JAKARTA, KOMPAS.com — Peneliti Senior LIPI Syamsuddin Haris menyebutkan, pengesahan revisi Undang-Undang Nomor 30 Tahun 2002 tentang Komisi Pemberantasan Tindak Pidana Korupsi oleh DPR menunjukkan bahwa DPR adalah kartel politik.
Hal tersebut disampaikan Syamsuddin saat konferensi pers sivitas LIPI yang menolak revisi UU KPK tersebut di kantor LIPI, Jalan Gatot Subroto, Jakarta Selatan, Selasa (10/9/2019).
"Pengesahan revisi UU KPK sebagai usul inisiatif DPR menunjukkan dengan jelas bahwa DPR kita sudah menjadi semacam kartel politik yang mengancam demokrasi dan masa depan bangsa," ujar Syamsuddin.

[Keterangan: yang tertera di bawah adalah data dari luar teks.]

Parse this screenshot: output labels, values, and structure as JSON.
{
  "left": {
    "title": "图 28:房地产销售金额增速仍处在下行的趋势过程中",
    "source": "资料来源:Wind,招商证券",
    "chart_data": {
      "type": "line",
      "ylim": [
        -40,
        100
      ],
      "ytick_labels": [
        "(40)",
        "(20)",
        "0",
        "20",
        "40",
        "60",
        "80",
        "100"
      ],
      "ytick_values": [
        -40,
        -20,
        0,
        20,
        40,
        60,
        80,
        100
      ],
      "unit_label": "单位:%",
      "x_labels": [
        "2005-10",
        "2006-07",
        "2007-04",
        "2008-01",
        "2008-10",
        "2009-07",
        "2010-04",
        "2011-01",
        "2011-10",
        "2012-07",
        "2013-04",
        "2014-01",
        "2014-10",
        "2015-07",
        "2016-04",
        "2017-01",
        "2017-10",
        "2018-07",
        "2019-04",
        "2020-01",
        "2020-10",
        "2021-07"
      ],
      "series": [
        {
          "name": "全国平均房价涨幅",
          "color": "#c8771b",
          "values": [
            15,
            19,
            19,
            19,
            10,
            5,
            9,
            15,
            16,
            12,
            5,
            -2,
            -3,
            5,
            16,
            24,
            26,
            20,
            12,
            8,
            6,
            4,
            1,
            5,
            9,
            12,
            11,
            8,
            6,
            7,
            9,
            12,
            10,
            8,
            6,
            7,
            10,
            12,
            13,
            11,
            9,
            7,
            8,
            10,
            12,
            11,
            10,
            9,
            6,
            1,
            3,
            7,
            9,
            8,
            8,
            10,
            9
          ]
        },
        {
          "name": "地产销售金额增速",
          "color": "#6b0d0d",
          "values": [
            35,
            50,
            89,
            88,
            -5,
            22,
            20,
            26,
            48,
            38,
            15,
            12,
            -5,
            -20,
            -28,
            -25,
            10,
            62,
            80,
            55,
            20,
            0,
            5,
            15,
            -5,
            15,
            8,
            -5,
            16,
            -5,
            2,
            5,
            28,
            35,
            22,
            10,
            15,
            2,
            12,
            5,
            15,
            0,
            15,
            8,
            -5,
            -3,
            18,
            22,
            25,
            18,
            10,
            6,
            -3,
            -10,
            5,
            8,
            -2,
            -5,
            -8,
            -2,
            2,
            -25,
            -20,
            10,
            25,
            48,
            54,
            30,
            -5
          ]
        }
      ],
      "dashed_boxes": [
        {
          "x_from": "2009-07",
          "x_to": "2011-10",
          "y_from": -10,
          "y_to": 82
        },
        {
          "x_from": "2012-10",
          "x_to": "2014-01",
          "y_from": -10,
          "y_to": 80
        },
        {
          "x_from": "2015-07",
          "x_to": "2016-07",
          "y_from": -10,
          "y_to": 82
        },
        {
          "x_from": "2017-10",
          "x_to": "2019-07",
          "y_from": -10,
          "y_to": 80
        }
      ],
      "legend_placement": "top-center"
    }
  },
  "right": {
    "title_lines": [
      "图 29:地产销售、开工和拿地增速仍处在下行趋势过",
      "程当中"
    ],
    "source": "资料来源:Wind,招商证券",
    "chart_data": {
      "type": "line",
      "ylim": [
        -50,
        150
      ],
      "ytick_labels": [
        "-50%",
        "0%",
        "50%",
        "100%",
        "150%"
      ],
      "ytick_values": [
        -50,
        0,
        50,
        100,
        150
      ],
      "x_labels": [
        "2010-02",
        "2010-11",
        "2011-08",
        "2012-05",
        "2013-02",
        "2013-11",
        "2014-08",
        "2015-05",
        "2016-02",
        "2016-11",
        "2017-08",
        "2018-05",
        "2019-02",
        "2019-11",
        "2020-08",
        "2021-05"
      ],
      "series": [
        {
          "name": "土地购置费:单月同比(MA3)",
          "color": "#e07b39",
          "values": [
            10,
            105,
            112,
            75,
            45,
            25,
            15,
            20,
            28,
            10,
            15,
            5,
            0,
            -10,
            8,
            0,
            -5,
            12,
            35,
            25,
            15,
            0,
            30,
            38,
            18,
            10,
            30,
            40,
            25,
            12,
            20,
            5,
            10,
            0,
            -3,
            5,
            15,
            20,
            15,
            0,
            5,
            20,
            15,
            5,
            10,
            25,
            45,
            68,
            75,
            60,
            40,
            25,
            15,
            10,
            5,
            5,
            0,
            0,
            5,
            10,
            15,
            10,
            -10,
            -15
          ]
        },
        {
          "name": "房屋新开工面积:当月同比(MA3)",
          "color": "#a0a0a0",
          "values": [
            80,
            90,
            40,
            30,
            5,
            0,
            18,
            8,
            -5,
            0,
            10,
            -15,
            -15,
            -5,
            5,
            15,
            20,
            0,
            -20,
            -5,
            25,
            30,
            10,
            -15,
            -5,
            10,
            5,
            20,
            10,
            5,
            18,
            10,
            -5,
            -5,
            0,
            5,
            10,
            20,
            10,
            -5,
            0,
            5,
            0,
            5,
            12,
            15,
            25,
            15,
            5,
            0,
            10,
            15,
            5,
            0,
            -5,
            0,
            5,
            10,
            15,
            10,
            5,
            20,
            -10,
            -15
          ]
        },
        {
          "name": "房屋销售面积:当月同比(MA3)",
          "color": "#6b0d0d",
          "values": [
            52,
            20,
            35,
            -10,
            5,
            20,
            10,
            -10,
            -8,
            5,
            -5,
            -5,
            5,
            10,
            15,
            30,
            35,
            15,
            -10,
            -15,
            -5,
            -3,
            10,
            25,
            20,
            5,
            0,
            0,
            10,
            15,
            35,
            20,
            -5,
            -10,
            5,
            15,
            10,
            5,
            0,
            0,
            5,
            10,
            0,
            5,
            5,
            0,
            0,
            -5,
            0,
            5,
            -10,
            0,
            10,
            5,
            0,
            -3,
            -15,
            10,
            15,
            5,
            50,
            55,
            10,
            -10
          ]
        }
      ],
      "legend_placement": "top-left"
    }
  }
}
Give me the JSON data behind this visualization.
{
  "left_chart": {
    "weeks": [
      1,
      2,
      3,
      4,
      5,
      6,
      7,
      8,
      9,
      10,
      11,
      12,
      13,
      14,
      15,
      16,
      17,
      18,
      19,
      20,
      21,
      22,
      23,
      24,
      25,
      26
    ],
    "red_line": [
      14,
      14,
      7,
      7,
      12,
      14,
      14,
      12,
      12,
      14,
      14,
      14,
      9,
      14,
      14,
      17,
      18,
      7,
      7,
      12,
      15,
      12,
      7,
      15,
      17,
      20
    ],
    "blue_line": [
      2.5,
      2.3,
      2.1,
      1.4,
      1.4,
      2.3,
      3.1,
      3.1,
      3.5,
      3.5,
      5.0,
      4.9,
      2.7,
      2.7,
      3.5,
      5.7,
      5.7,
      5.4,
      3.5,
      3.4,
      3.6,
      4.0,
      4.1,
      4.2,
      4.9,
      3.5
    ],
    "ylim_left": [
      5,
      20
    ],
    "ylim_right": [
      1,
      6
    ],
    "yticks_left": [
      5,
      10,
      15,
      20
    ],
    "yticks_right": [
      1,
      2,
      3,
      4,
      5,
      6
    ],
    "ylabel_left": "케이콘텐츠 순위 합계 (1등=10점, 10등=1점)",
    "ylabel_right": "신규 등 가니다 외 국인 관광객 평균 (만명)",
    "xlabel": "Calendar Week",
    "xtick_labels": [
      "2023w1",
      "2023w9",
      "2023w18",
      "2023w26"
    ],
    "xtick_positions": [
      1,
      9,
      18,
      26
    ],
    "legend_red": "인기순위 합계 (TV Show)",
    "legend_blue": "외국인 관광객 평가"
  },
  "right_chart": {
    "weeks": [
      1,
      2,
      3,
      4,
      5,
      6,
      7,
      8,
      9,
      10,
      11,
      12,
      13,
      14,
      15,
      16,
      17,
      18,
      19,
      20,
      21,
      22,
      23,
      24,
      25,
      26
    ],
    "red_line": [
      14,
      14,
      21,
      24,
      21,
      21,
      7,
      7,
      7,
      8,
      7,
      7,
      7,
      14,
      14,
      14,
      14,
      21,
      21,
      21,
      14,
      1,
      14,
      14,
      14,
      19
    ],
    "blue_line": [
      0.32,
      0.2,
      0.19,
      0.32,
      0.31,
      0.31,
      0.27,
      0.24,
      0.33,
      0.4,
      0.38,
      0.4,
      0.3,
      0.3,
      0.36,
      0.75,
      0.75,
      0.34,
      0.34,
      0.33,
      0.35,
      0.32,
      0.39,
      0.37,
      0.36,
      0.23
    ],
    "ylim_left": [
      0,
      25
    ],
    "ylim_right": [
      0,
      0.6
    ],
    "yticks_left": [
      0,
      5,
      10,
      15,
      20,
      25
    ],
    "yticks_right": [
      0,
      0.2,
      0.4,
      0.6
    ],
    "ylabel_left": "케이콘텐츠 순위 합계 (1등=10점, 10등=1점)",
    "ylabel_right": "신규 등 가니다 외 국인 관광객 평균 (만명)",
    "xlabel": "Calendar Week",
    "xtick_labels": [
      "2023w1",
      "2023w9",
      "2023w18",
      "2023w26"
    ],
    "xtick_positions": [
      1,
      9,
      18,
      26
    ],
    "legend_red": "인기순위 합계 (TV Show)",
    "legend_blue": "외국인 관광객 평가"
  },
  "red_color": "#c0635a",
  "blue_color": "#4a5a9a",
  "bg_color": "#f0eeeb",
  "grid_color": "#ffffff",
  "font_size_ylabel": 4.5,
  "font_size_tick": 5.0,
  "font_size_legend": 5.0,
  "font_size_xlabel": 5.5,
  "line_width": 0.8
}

Baca juga: Desak Jokowi, Sivitas LIPI Tolak Revisi UU KPK
Profesor di bidang politik ini menjelaskan, politik kartel diikat oleh kepentingan jangka pendek yang sama.
Dalam konteks DPR saat ini, kata dia, kepentingan jangka pendek yang sama itu adalah untuk mencari sesuap berlian.
Tak heran jika dia melihat revisi UU KPK ini telah membuka mata hati publik sekaligus juga menelanjangi wajah asli partai politik yang ada di legislatif.
"Saya melihat revisi UU KPK yang diusulkan DPR ini justru membuka mata hati publik di satu pihak dan menelanjangi wajah asli parpol kita di legislatif," kata dia.
Baca juga: Tokoh Lintas Agama Ajak Masyarakat Tolak Revisi UU KPK
Menurut Syamsuddin, komitmen para anggota legislatif termasuk partai-partai politiknya untuk menegakkan hukum omong kosong.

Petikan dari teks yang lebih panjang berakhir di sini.